Mother Night Chapter 23 Summary

Chapter Six Hundred and Forty-Three…

  • One of the preserved documents from the trunk is Memoirs of a Monogamous Casanova. It's Campbell's diary of all the sex he and Helga had for two years until the war started.
  • The diary functioned as both a record and a component of Campbell and Helga's sex life.
  • The epigraph to Campbell's book is William Blake's poem "The Question Answered."
  • After their night at the hotel together, Campbell writes chapter 643 to this memoir. He adds a note to the editor of the memoir he's writing now that sections that might be too steamy should be elided with an ellipsis.
  • There are a lot of ellipses.
  • Campbell and Helga are super chipper the next day. Number one on their to-do list: buy a giant bed.
  • Hold up: all the shops are closed. It looks like there's a national holiday going on, but Campbell doesn't know which holiday it is.

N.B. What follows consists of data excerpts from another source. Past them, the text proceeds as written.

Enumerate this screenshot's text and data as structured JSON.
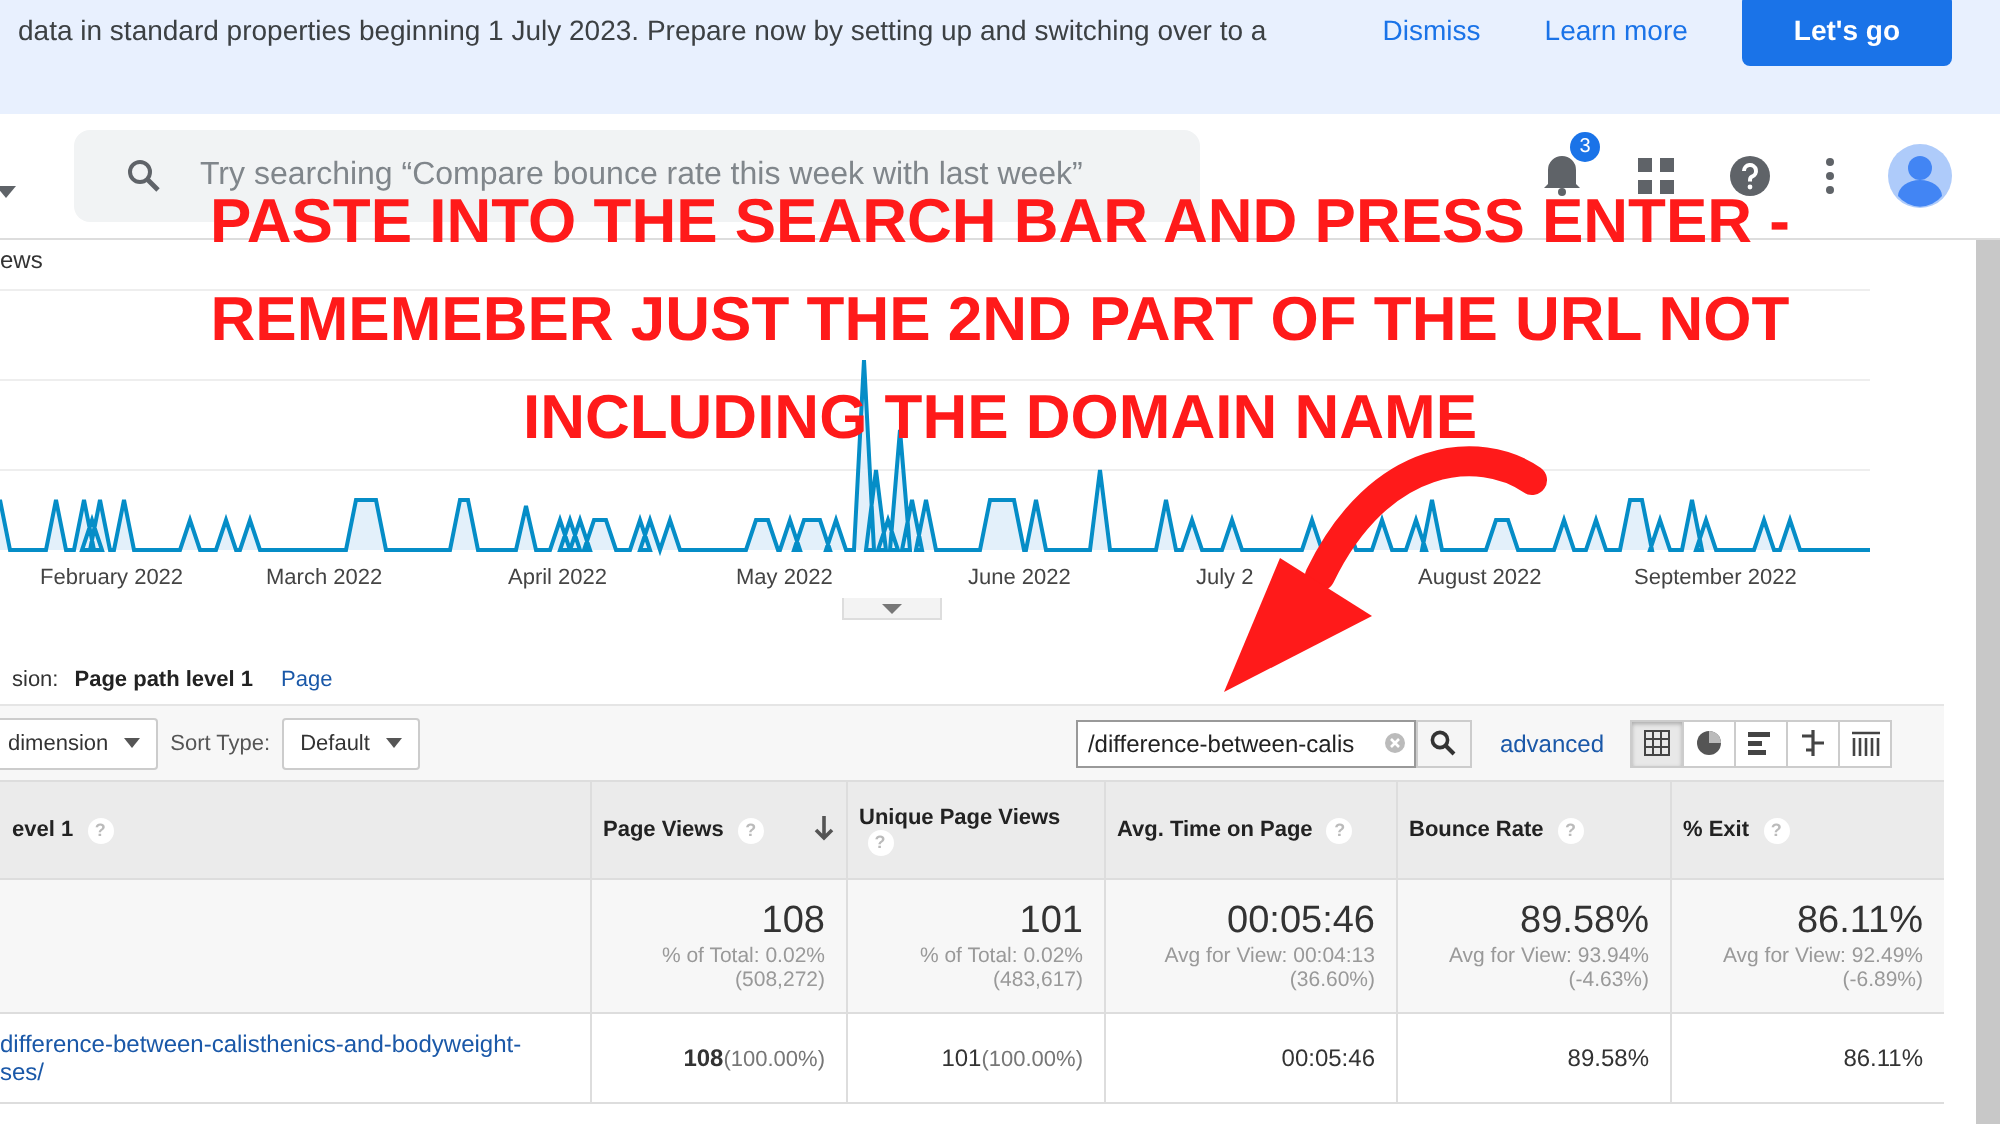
{
  "banner": {
    "text": "data in standard properties beginning 1 July 2023. Prepare now by setting up and switching over to a",
    "buttons": [
      {
        "label": "Dismiss",
        "kind": "text"
      },
      {
        "label": "Learn more",
        "kind": "text"
      },
      {
        "label": "Let's go",
        "kind": "filled"
      }
    ]
  },
  "header": {
    "search": {
      "placeholder": "Try searching “Compare bounce rate this week with last week”"
    },
    "notifications": "3"
  },
  "chart": {
    "metric_label": "ews",
    "months": [
      "February 2022",
      "March 2022",
      "April 2022",
      "May 2022",
      "June 2022",
      "July 2",
      "August 2022",
      "September 2022"
    ]
  },
  "dimension": {
    "label": "sion:",
    "options": [
      {
        "label": "Page path level 1",
        "selected": true
      },
      {
        "label": "Page",
        "selected": false
      }
    ]
  },
  "toolbar": {
    "secondary_dimension": "dimension",
    "sort_label": "Sort Type:",
    "sort_value": "Default",
    "filter": "/difference-between-calis",
    "advanced": "advanced",
    "views": [
      {
        "kind": "table",
        "selected": true
      },
      {
        "kind": "pie",
        "selected": false
      },
      {
        "kind": "bar",
        "selected": false
      },
      {
        "kind": "comparison",
        "selected": false
      },
      {
        "kind": "pivot",
        "selected": false
      }
    ]
  },
  "table": {
    "columns": [
      {
        "label": "evel 1",
        "help": "?",
        "sorted": false
      },
      {
        "label": "Page Views",
        "help": "?",
        "sorted": true
      },
      {
        "label": "Unique Page Views",
        "help": "?",
        "sorted": false
      },
      {
        "label": "Avg. Time on Page",
        "help": "?",
        "sorted": false
      },
      {
        "label": "Bounce Rate",
        "help": "?",
        "sorted": false
      },
      {
        "label": "% Exit",
        "help": "?",
        "sorted": false
      }
    ],
    "totals": [
      {
        "kind": "blank"
      },
      {
        "value": "108",
        "note": "% of Total: 0.02%",
        "base": "(508,272)"
      },
      {
        "value": "101",
        "note": "% of Total: 0.02%",
        "base": "(483,617)"
      },
      {
        "value": "00:05:46",
        "note": "Avg for View: 00:04:13",
        "base": "(36.60%)"
      },
      {
        "value": "89.58%",
        "note": "Avg for View: 93.94%",
        "base": "(-4.63%)"
      },
      {
        "value": "86.11%",
        "note": "Avg for View: 92.49%",
        "base": "(-6.89%)"
      }
    ],
    "rows": [
      {
        "cells": [
          {
            "lines": [
              "difference-between-calisthenics-and-bodyweight-",
              "ses/"
            ]
          },
          {
            "value": "108",
            "share": "(100.00%)"
          },
          {
            "value": "101",
            "share": "(100.00%)"
          },
          {
            "value": "00:05:46"
          },
          {
            "value": "89.58%"
          },
          {
            "value": "86.11%"
          }
        ]
      }
    ]
  },
  "annotation": {
    "lines": [
      "PASTE INTO THE SEARCH BAR AND PRESS ENTER -",
      "REMEMEBER JUST THE 2ND PART OF THE URL NOT",
      "INCLUDING THE DOMAIN NAME"
    ]
  }
}
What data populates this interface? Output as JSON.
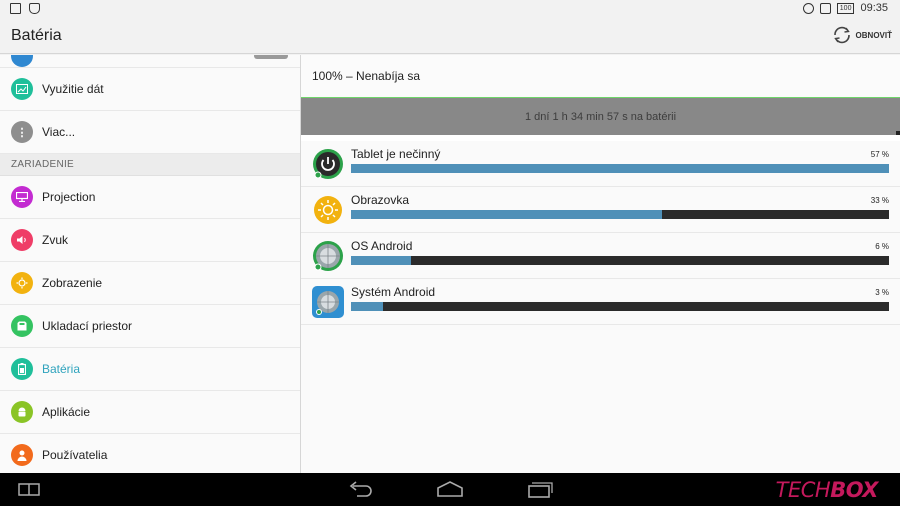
{
  "status_bar": {
    "time": "09:35",
    "battery": "100"
  },
  "action_bar": {
    "title": "Batéria",
    "refresh_label": "OBNOVIŤ"
  },
  "settings": {
    "top_items": [
      {
        "label": "Využitie dát",
        "icon": "data-usage-icon",
        "color": "#1fbf9a"
      },
      {
        "label": "Viac...",
        "icon": "more-icon",
        "color": "#8e8e8e"
      }
    ],
    "section_device": "ZARIADENIE",
    "device_items": [
      {
        "label": "Projection",
        "icon": "projection-icon",
        "color": "#c32bd1"
      },
      {
        "label": "Zvuk",
        "icon": "sound-icon",
        "color": "#ef3d67"
      },
      {
        "label": "Zobrazenie",
        "icon": "display-icon",
        "color": "#f2b20f"
      },
      {
        "label": "Ukladací priestor",
        "icon": "storage-icon",
        "color": "#34c361"
      },
      {
        "label": "Batéria",
        "icon": "battery-icon",
        "color": "#1fbf9a",
        "active": true
      },
      {
        "label": "Aplikácie",
        "icon": "apps-icon",
        "color": "#8ac426"
      },
      {
        "label": "Používatelia",
        "icon": "users-icon",
        "color": "#f26a1c"
      }
    ]
  },
  "battery": {
    "status": "100% – Nenabíja sa",
    "graph_label": "1 dní 1 h 34 min 57 s na batérii",
    "accent_color": "#4f90b8",
    "items": [
      {
        "name": "Tablet je nečinný",
        "pct_label": "57 %",
        "bar_fraction": 1.0,
        "icon": "power-icon"
      },
      {
        "name": "Obrazovka",
        "pct_label": "33 %",
        "bar_fraction": 0.578,
        "icon": "screen-brightness-icon"
      },
      {
        "name": "OS Android",
        "pct_label": "6 %",
        "bar_fraction": 0.111,
        "icon": "android-os-icon"
      },
      {
        "name": "Systém Android",
        "pct_label": "3 %",
        "bar_fraction": 0.06,
        "icon": "android-system-icon"
      }
    ]
  },
  "brand": {
    "part1": "TECH",
    "part2": "BOX"
  }
}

  • Campbell and Helga ask a guy on the street who's sweeping what day it is.
  • It's Veterans Day, November 11. Campbell is bothered by this, because November 11 used to be Armistice Day. He's frustrated that the holiday that used to honor WWI dead is now honoring the living.
  • Helga asks if Campbell hates America.
  • Campbell neither hates nor loves America. Borders are a fiction, he says.
  • Helga tells Campbell he's changed.
  • Campbell: It's normal to change in war.
  • Helga: What if you've changed so much that you can't love me anymore?
  • Campbell: That's not possible. Our souls are connected.
  • Helga: You truly feel that?
  • Campbell: 100%.
  • Helga: Nothing could change that feeling?
  • Campbell: Not even a little bit.
  • Helga: Okay, I have to tell you something.
  • Campbell: Knock my socks off.
  • Helga: Psych! I'm not Helga. I'm Resi.